Henninger wants you to forget this little bit of failure theater that happened in 2016.
Here’s what Ryan said in January of 2016 after Obama vetoed the bill.
It's no surprise that someone named Obama vetoed a bill repealing Obamacare, and we will hold a vote to override this veto. Taking this process all the way to the end under the Constitution. But here's the thing, the idea that Obamacare is the law of the land for good is a myth. This law will collapse under its own weight or it will be repealed.
Because all those rules and procedures Senate Democrats have used to block us from doing this — that's all history. We have shown now that there is a clear path to repealing Obamacare without 60 votes in the Senate. So next year, if we're sending this bill to a Republican president, it will get signed into law. Obamacare will be gone …
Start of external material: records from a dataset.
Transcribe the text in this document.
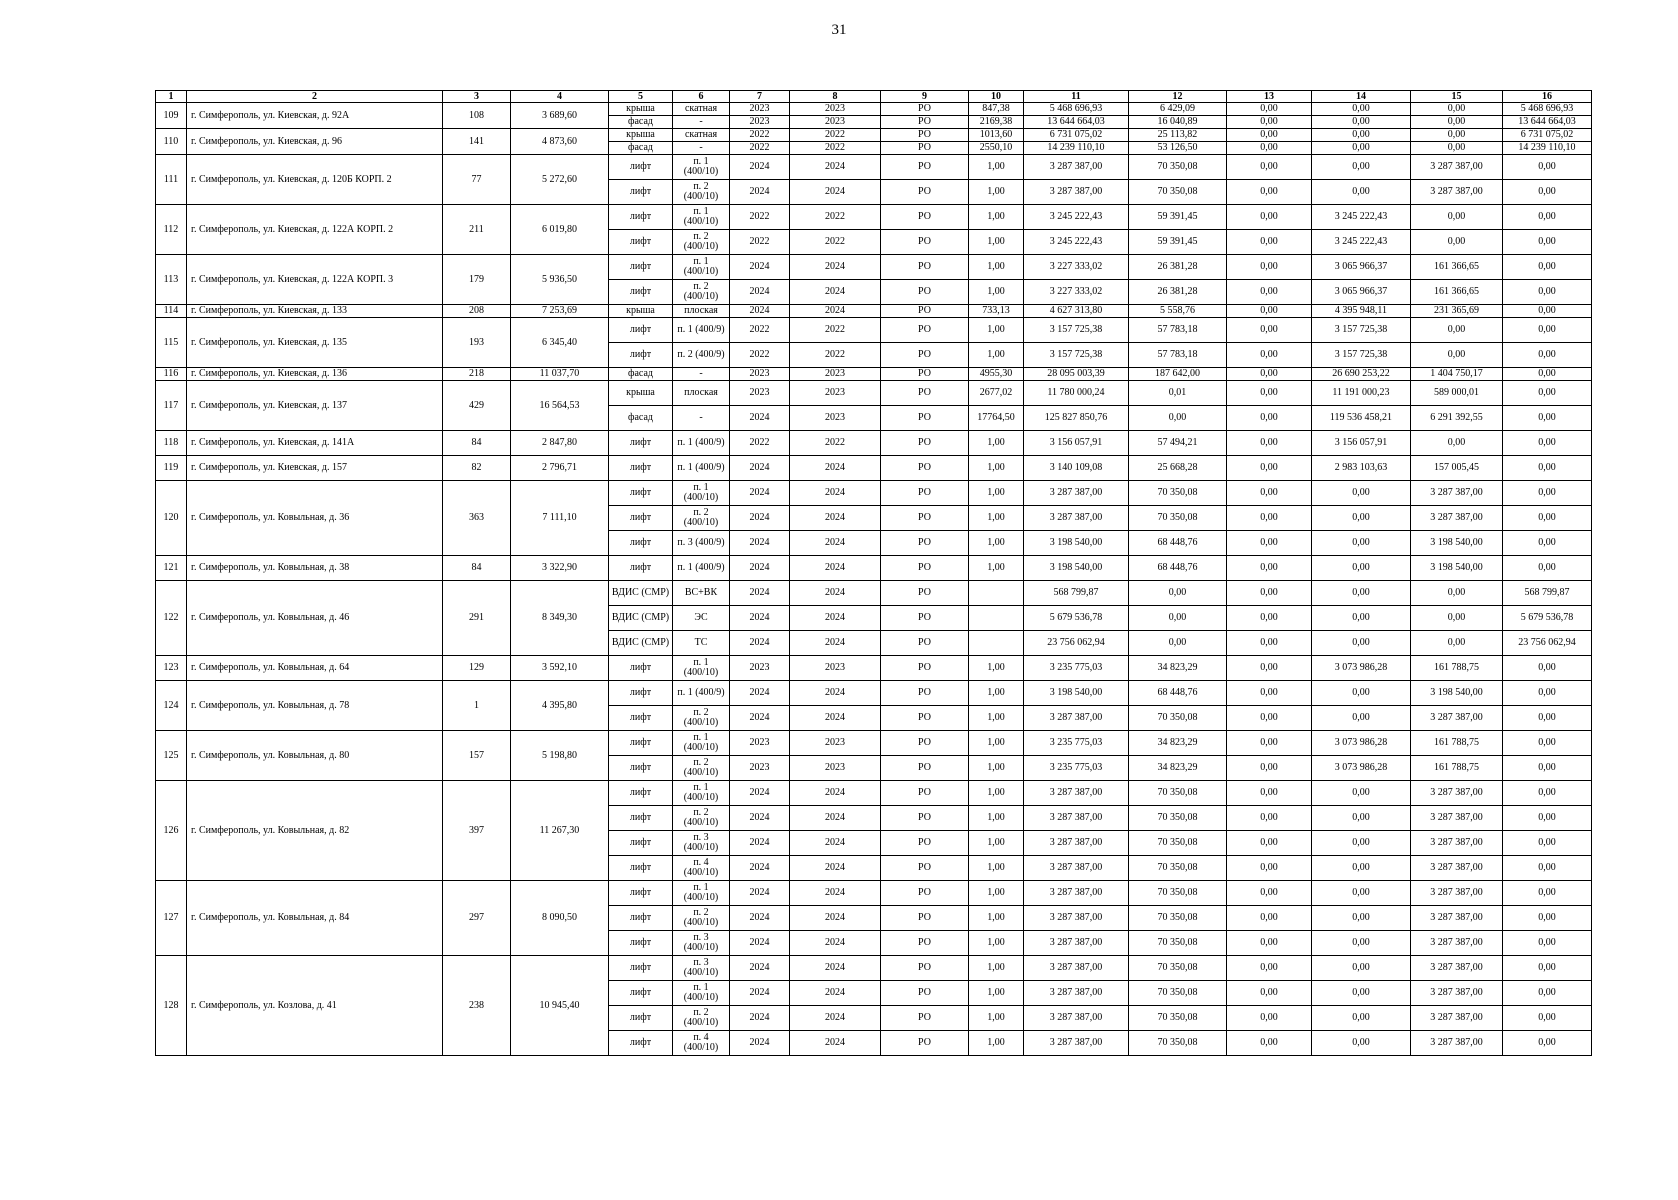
31
1	2	3	4	5	6	7	8	9	10	11	12	13	14	15	16
109	г. Симферополь, ул. Киевская, д. 92А	108	3 689,60	крыша	скатная	2023	2023	РО	847,38	5 468 696,93	6 429,09	0,00	0,00	0,00	5 468 696,93
				фасад	-	2023	2023	РО	2169,38	13 644 664,03	16 040,89	0,00	0,00	0,00	13 644 664,03
110	г. Симферополь, ул. Киевская, д. 96	141	4 873,60	крыша	скатная	2022	2022	РО	1013,60	6 731 075,02	25 113,82	0,00	0,00	0,00	6 731 075,02
				фасад	-	2022	2022	РО	2550,10	14 239 110,10	53 126,50	0,00	0,00	0,00	14 239 110,10
111	г. Симферополь, ул. Киевская, д. 120Б КОРП. 2	77	5 272,60	лифт	п. 1 (400/10)	2024	2024	РО	1,00	3 287 387,00	70 350,08	0,00	0,00	3 287 387,00	0,00
				лифт	п. 2 (400/10)	2024	2024	РО	1,00	3 287 387,00	70 350,08	0,00	0,00	3 287 387,00	0,00
112	г. Симферополь, ул. Киевская, д. 122А КОРП. 2	211	6 019,80	лифт	п. 1 (400/10)	2022	2022	РО	1,00	3 245 222,43	59 391,45	0,00	3 245 222,43	0,00	0,00
				лифт	п. 2 (400/10)	2022	2022	РО	1,00	3 245 222,43	59 391,45	0,00	3 245 222,43	0,00	0,00
113	г. Симферополь, ул. Киевская, д. 122А КОРП. 3	179	5 936,50	лифт	п. 1 (400/10)	2024	2024	РО	1,00	3 227 333,02	26 381,28	0,00	3 065 966,37	161 366,65	0,00
				лифт	п. 2 (400/10)	2024	2024	РО	1,00	3 227 333,02	26 381,28	0,00	3 065 966,37	161 366,65	0,00
114	г. Симферополь, ул. Киевская, д. 133	208	7 253,69	крыша	плоская	2024	2024	РО	733,13	4 627 313,80	5 558,76	0,00	4 395 948,11	231 365,69	0,00
115	г. Симферополь, ул. Киевская, д. 135	193	6 345,40	лифт	п. 1 (400/9)	2022	2022	РО	1,00	3 157 725,38	57 783,18	0,00	3 157 725,38	0,00	0,00
				лифт	п. 2 (400/9)	2022	2022	РО	1,00	3 157 725,38	57 783,18	0,00	3 157 725,38	0,00	0,00
116	г. Симферополь, ул. Киевская, д. 136	218	11 037,70	фасад	-	2023	2023	РО	4955,30	28 095 003,39	187 642,00	0,00	26 690 253,22	1 404 750,17	0,00
117	г. Симферополь, ул. Киевская, д. 137	429	16 564,53	крыша	плоская	2023	2023	РО	2677,02	11 780 000,24	0,01	0,00	11 191 000,23	589 000,01	0,00
				фасад	-	2024	2023	РО	17764,50	125 827 850,76	0,00	0,00	119 536 458,21	6 291 392,55	0,00
118	г. Симферополь, ул. Киевская, д. 141А	84	2 847,80	лифт	п. 1 (400/9)	2022	2022	РО	1,00	3 156 057,91	57 494,21	0,00	3 156 057,91	0,00	0,00
119	г. Симферополь, ул. Киевская, д. 157	82	2 796,71	лифт	п. 1 (400/9)	2024	2024	РО	1,00	3 140 109,08	25 668,28	0,00	2 983 103,63	157 005,45	0,00
120	г. Симферополь, ул. Ковыльная, д. 36	363	7 111,10	лифт	п. 1 (400/10)	2024	2024	РО	1,00	3 287 387,00	70 350,08	0,00	0,00	3 287 387,00	0,00
				лифт	п. 2 (400/10)	2024	2024	РО	1,00	3 287 387,00	70 350,08	0,00	0,00	3 287 387,00	0,00
				лифт	п. 3 (400/9)	2024	2024	РО	1,00	3 198 540,00	68 448,76	0,00	0,00	3 198 540,00	0,00
121	г. Симферополь, ул. Ковыльная, д. 38	84	3 322,90	лифт	п. 1 (400/9)	2024	2024	РО	1,00	3 198 540,00	68 448,76	0,00	0,00	3 198 540,00	0,00
122	г. Симферополь, ул. Ковыльная, д. 46	291	8 349,30	ВДИС (СМР)	ВС+ВК	2024	2024	РО		568 799,87	0,00	0,00	0,00	0,00	568 799,87
				ВДИС (СМР)	ЭС	2024	2024	РО		5 679 536,78	0,00	0,00	0,00	0,00	5 679 536,78
				ВДИС (СМР)	ТС	2024	2024	РО		23 756 062,94	0,00	0,00	0,00	0,00	23 756 062,94
123	г. Симферополь, ул. Ковыльная, д. 64	129	3 592,10	лифт	п. 1 (400/10)	2023	2023	РО	1,00	3 235 775,03	34 823,29	0,00	3 073 986,28	161 788,75	0,00
124	г. Симферополь, ул. Ковыльная, д. 78	1	4 395,80	лифт	п. 1 (400/9)	2024	2024	РО	1,00	3 198 540,00	68 448,76	0,00	0,00	3 198 540,00	0,00
				лифт	п. 2 (400/10)	2024	2024	РО	1,00	3 287 387,00	70 350,08	0,00	0,00	3 287 387,00	0,00
125	г. Симферополь, ул. Ковыльная, д. 80	157	5 198,80	лифт	п. 1 (400/10)	2023	2023	РО	1,00	3 235 775,03	34 823,29	0,00	3 073 986,28	161 788,75	0,00
				лифт	п. 2 (400/10)	2023	2023	РО	1,00	3 235 775,03	34 823,29	0,00	3 073 986,28	161 788,75	0,00
126	г. Симферополь, ул. Ковыльная, д. 82	397	11 267,30	лифт	п. 1 (400/10)	2024	2024	РО	1,00	3 287 387,00	70 350,08	0,00	0,00	3 287 387,00	0,00
				лифт	п. 2 (400/10)	2024	2024	РО	1,00	3 287 387,00	70 350,08	0,00	0,00	3 287 387,00	0,00
				лифт	п. 3 (400/10)	2024	2024	РО	1,00	3 287 387,00	70 350,08	0,00	0,00	3 287 387,00	0,00
				лифт	п. 4 (400/10)	2024	2024	РО	1,00	3 287 387,00	70 350,08	0,00	0,00	3 287 387,00	0,00
127	г. Симферополь, ул. Ковыльная, д. 84	297	8 090,50	лифт	п. 1 (400/10)	2024	2024	РО	1,00	3 287 387,00	70 350,08	0,00	0,00	3 287 387,00	0,00
				лифт	п. 2 (400/10)	2024	2024	РО	1,00	3 287 387,00	70 350,08	0,00	0,00	3 287 387,00	0,00
				лифт	п. 3 (400/10)	2024	2024	РО	1,00	3 287 387,00	70 350,08	0,00	0,00	3 287 387,00	0,00
128	г. Симферополь, ул. Козлова, д. 41	238	10 945,40	лифт	п. 3 (400/10)	2024	2024	РО	1,00	3 287 387,00	70 350,08	0,00	0,00	3 287 387,00	0,00
				лифт	п. 1 (400/10)	2024	2024	РО	1,00	3 287 387,00	70 350,08	0,00	0,00	3 287 387,00	0,00
				лифт	п. 2 (400/10)	2024	2024	РО	1,00	3 287 387,00	70 350,08	0,00	0,00	3 287 387,00	0,00
				лифт	п. 4 (400/10)	2024	2024	РО	1,00	3 287 387,00	70 350,08	0,00	0,00	3 287 387,00	0,00
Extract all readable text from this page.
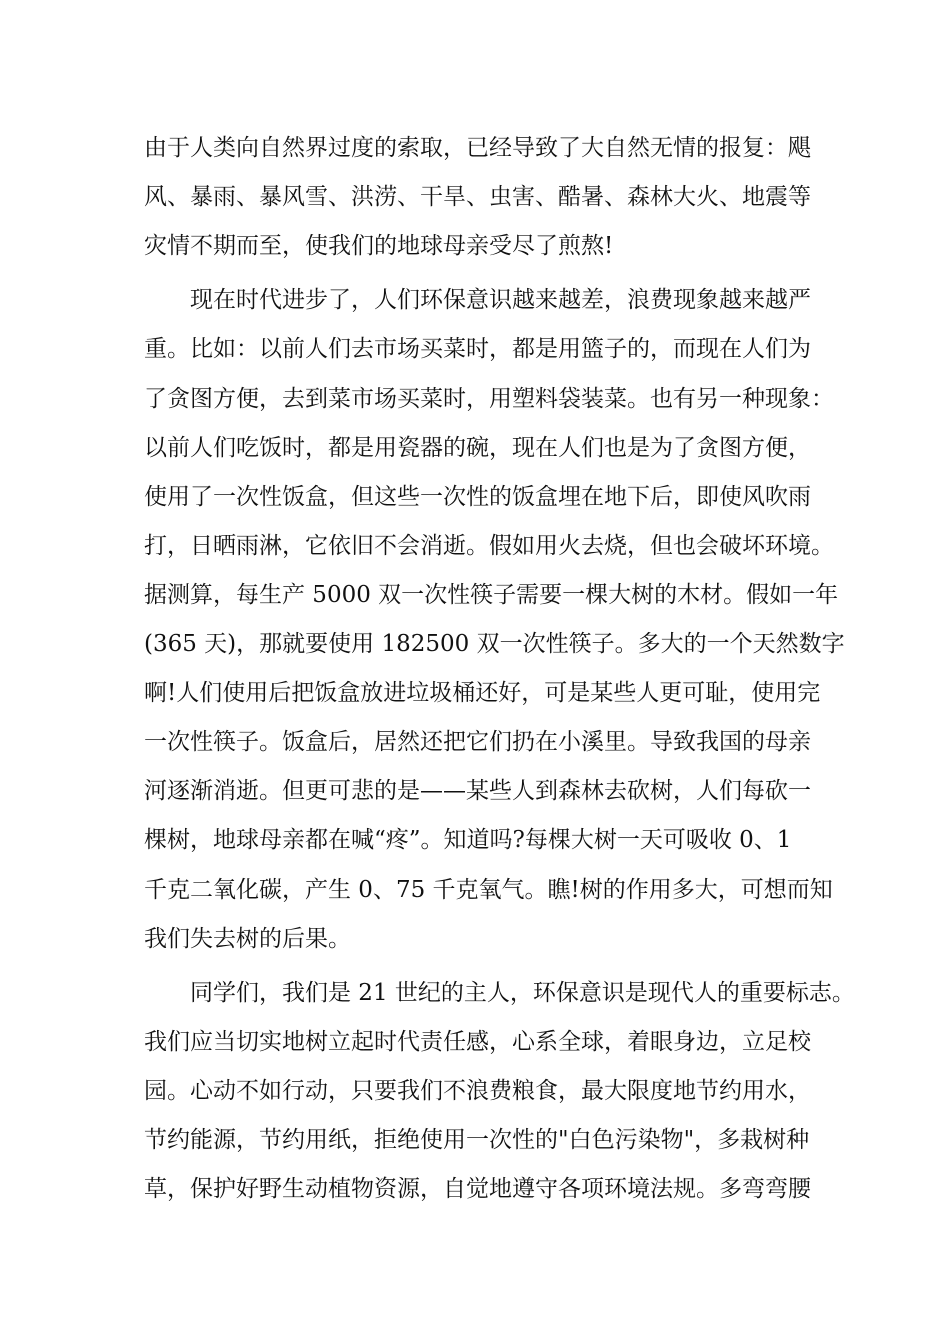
由于人类向自然界过度的索取，已经导致了大自然无情的报复：飓
风、暴雨、暴风雪、洪涝、干旱、虫害、酷暑、森林大火、地震等
灾情不期而至，使我们的地球母亲受尽了煎熬!
现在时代进步了，人们环保意识越来越差，浪费现象越来越严
重。比如：以前人们去市场买菜时，都是用篮子的，而现在人们为
了贪图方便，去到菜市场买菜时，用塑料袋装菜。也有另一种现象：
以前人们吃饭时，都是用瓷器的碗，现在人们也是为了贪图方便，
使用了一次性饭盒，但这些一次性的饭盒埋在地下后，即使风吹雨
打，日晒雨淋，它依旧不会消逝。假如用火去烧，但也会破坏环境。
据测算，每生产 5000 双一次性筷子需要一棵大树的木材。假如一年
(365 天)，那就要使用 182500 双一次性筷子。多大的一个天然数字
啊!人们使用后把饭盒放进垃圾桶还好，可是某些人更可耻，使用完
一次性筷子。饭盒后，居然还把它们扔在小溪里。导致我国的母亲
河逐渐消逝。但更可悲的是——某些人到森林去砍树，人们每砍一
棵树，地球母亲都在喊“疼”。知道吗?每棵大树一天可吸收 0、1
千克二氧化碳，产生 0、75 千克氧气。瞧!树的作用多大，可想而知
我们失去树的后果。
同学们，我们是 21 世纪的主人，环保意识是现代人的重要标志。
我们应当切实地树立起时代责任感，心系全球，着眼身边，立足校
园。心动不如行动，只要我们不浪费粮食，最大限度地节约用水，
节约能源，节约用纸，拒绝使用一次性的"白色污染物"，多栽树种
草，保护好野生动植物资源，自觉地遵守各项环境法规。多弯弯腰
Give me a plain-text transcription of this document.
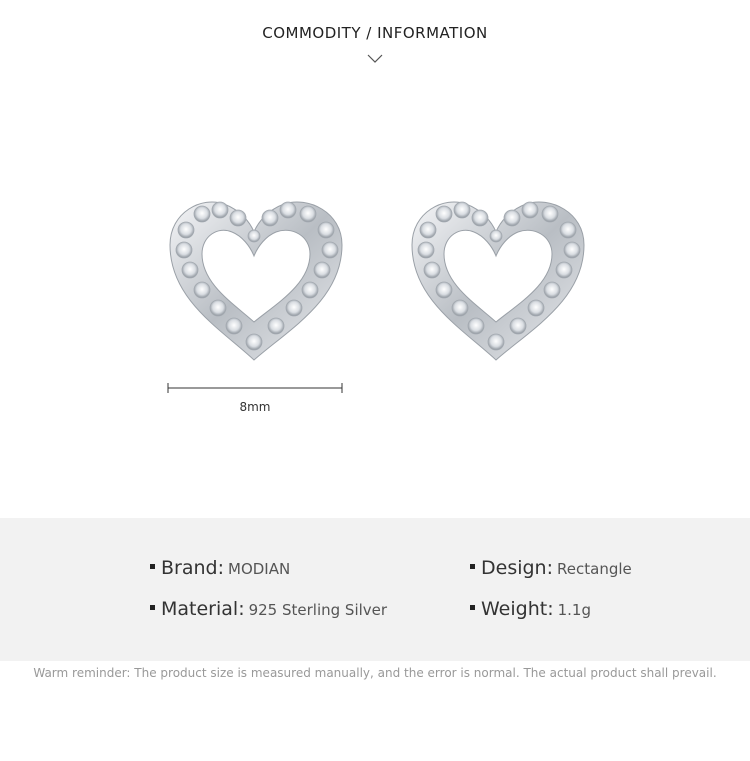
COMMODITY / INFORMATION
8mm
Brand: MODIAN	Design: Rectangle
Material: 925 Sterling Silver	Weight: 1.1g
Warm reminder: The product size is measured manually, and the error is normal. The actual product shall prevail.
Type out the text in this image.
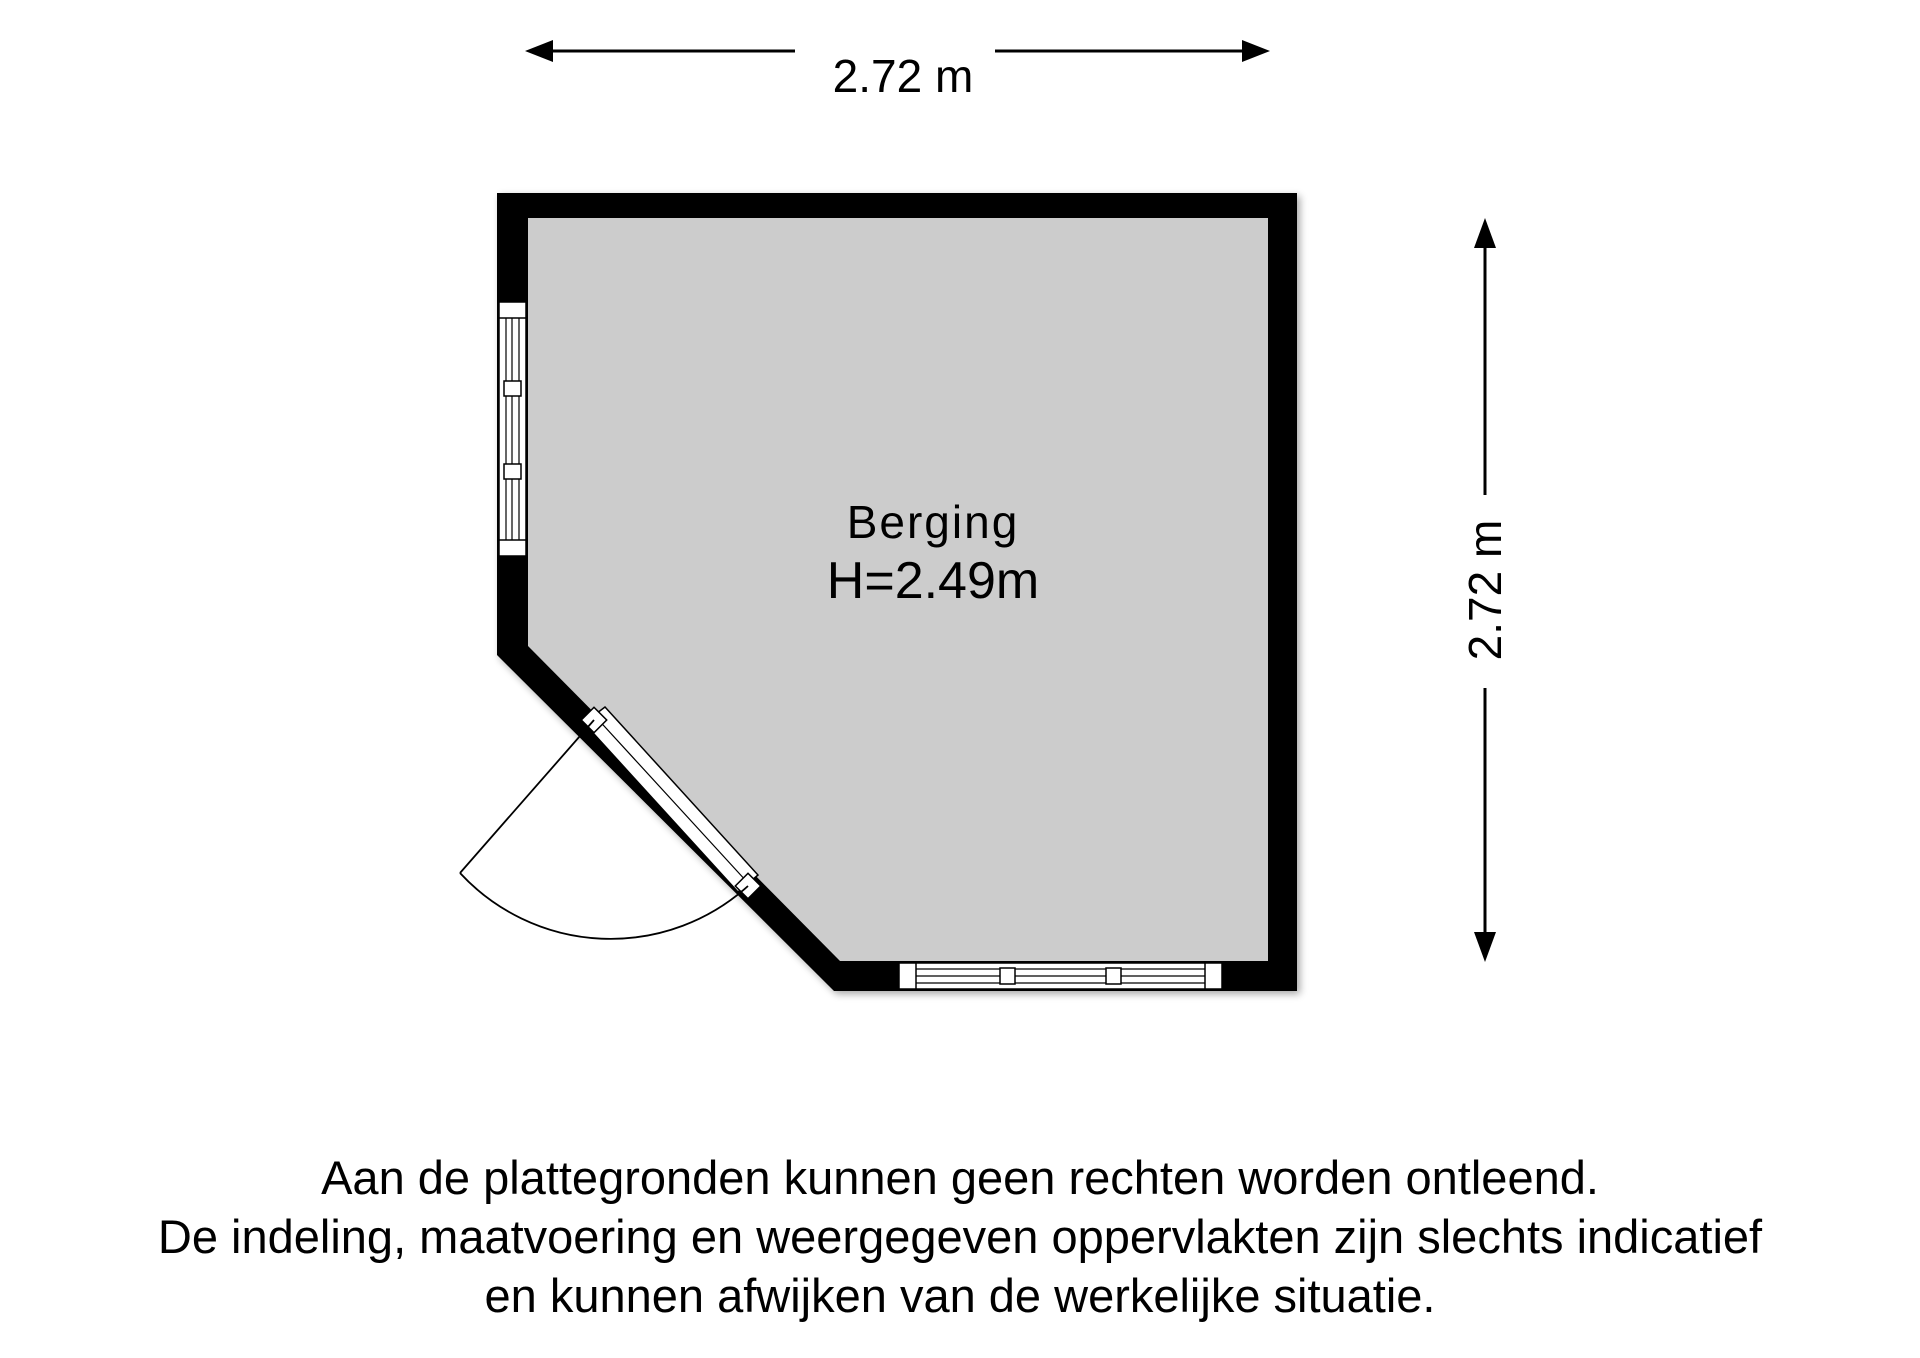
2.72 m
2.72 m
Berging
H=2.49m
Aan de plattegronden kunnen geen rechten worden ontleend.
De indeling, maatvoering en weergegeven oppervlakten zijn slechts indicatief
en kunnen afwijken van de werkelijke situatie.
When there is no chance for what they pass to become law, Republicans line up to vote for great legislation. When they need to own what they pass, they cower in fear of progressives. That’s just reality, and it has played out in this health care fight.
On the Restoring Americans’ Healthcare Freedom Reconciliation Act of 2015, which was much better than the AHCA, all but two GOP Senators voted for it, and 239 of the 246 House Republicans voted for passage. There was a bill with broad caucus support; it was passed in 2015 and 2016.
Speaker Ryan’s failure to bring a bill, on which the party campaigned on in 2016, back up for a vote isn’t the fault of “real conservatives.” That failure is Ryan and the establishment GOP, who lack any spine when it really matters.
Blaming the “real conservatives” — instead of the GOP swamp dwellers — does keep one’s invites for the cocktail circuit coming, however.